Becky Lucas admits that there is life past the old Hard Rock Café

The Knowledge

Among various subjects, my editor and I love to disagree about the merits and pitfalls of Dubai’s distinct two halves: on the one hand those areas that existed more than 10 years ago and have therefore developed traces of character and (relative) history, and on the other those that have unfurled into life, like an automatic blow-up bed on steroids, in the past handful of years (or even months).

You can probably guess which side of the development divide I err on. Having lived along Satwa’s Dhiyafa Street for four years – that’s 20 in Dubai time – I’m a staunch advocate of the area’s quirky hangouts and cosmopolitan demographic. I like that I’m within walking distance of Satwa Road, a neon carnival of boy-racer mechanics, textile shops, tucked-away tailors and Dhs5 megaplexes packed full of unpredictable tack (a sheikh-shaped party hat, anyone?). Yes, the layout is messy, the streets clogged with traffic and the backstreets, well, a little bit smelly. But it’s organic, it’s real, and it doesn’t feel like it’s been imported from anywhere else.

Of course, this would be the part where I switch to attacking the other side of town: the Dubai Marina that I remember driving around in 2006, wondering why on earth anyone would want to live amid such a building site.

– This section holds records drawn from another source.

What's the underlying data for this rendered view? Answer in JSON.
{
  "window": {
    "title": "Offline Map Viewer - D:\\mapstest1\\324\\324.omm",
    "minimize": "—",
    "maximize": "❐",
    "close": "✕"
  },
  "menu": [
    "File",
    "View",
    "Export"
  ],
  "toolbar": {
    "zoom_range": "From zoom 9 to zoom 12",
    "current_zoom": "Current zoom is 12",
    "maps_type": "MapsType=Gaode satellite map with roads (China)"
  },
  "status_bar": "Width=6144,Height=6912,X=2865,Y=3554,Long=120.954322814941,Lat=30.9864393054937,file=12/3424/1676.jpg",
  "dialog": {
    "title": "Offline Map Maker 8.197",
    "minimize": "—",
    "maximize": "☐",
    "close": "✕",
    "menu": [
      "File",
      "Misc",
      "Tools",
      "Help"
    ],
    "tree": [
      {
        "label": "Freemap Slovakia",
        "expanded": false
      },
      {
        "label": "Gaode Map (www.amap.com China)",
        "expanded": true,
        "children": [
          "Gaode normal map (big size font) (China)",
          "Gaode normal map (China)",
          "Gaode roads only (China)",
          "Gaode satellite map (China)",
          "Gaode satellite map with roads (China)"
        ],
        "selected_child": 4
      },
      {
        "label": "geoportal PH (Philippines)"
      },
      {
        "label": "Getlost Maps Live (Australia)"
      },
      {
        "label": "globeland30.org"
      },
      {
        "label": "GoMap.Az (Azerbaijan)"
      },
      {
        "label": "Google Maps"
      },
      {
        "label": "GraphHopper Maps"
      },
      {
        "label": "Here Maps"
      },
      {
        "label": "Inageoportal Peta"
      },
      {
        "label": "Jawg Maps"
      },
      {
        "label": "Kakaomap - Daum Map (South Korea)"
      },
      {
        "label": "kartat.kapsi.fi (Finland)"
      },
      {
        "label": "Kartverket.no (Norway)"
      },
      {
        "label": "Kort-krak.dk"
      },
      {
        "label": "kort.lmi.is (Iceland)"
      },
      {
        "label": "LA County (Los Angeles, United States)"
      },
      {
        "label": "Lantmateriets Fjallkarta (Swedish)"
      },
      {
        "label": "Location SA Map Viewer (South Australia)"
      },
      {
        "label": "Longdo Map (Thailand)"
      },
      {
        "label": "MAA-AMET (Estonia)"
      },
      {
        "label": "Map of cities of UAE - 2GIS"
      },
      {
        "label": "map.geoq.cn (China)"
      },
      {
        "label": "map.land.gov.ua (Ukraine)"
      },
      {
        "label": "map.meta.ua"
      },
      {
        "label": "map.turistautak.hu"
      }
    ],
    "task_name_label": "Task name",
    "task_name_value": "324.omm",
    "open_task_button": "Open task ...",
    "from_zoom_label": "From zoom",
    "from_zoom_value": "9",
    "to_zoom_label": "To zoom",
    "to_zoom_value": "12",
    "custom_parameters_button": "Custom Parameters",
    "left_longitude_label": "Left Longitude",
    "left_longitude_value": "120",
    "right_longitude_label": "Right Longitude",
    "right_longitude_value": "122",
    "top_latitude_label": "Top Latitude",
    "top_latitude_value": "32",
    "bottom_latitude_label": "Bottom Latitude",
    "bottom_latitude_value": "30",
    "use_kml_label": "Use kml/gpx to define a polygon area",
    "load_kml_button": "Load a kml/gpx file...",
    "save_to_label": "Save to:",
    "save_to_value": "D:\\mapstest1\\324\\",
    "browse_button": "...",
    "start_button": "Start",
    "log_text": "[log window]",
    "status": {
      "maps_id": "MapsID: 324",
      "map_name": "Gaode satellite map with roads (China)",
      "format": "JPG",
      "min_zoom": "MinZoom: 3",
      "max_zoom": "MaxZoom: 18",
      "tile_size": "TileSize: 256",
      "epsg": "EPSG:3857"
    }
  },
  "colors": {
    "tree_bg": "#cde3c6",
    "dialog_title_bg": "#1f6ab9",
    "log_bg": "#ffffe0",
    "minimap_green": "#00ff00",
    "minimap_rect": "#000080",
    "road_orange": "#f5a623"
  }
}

But recently I’ve had to rethink my inverse geographical snobbery. My office has shifted from ye olde Garhoud (The Irish Village is nearly 14, for goodness sake!) to shiny new Media City. All those formerly commuting from JBR now get a lie-in, and all of us in ‘the old quarters’ now embrace the metro. From work, we overlook the two-year-old Palm, we go for drinks at the nine-month-old Media One, and we sometimes go for dinner along JBR’s 21-month-old Walk. It’s packed, it’s buzzing, and it’s definitely no longer a construction zone.

I’ve also noticed that most of my friends now live towards this end of town: Disco Gardens, The Greens, The Springs and Marina Walk, rather than Bur Dubai or even Jumeirah 1. While the pull of Ravi’s, Sho Cho and Loca is strong enough to draw them my way once in a while, I’m not sure how long I can keep offering free burritos.

This said, I doubt I’ll ever leave my ’hood. For starters, I like to surprise every taxi driver that picks me up in Media City. (‘You? Live in Satwa? Really?’). Second, I love my little corner of Jumeirah Open Beach, the fact they know my dish at Noodle Bowl (671) and that I’m on first-name terms with staff in my local supermarket. Finally: well, that would mean my boss was right, wouldn’t it?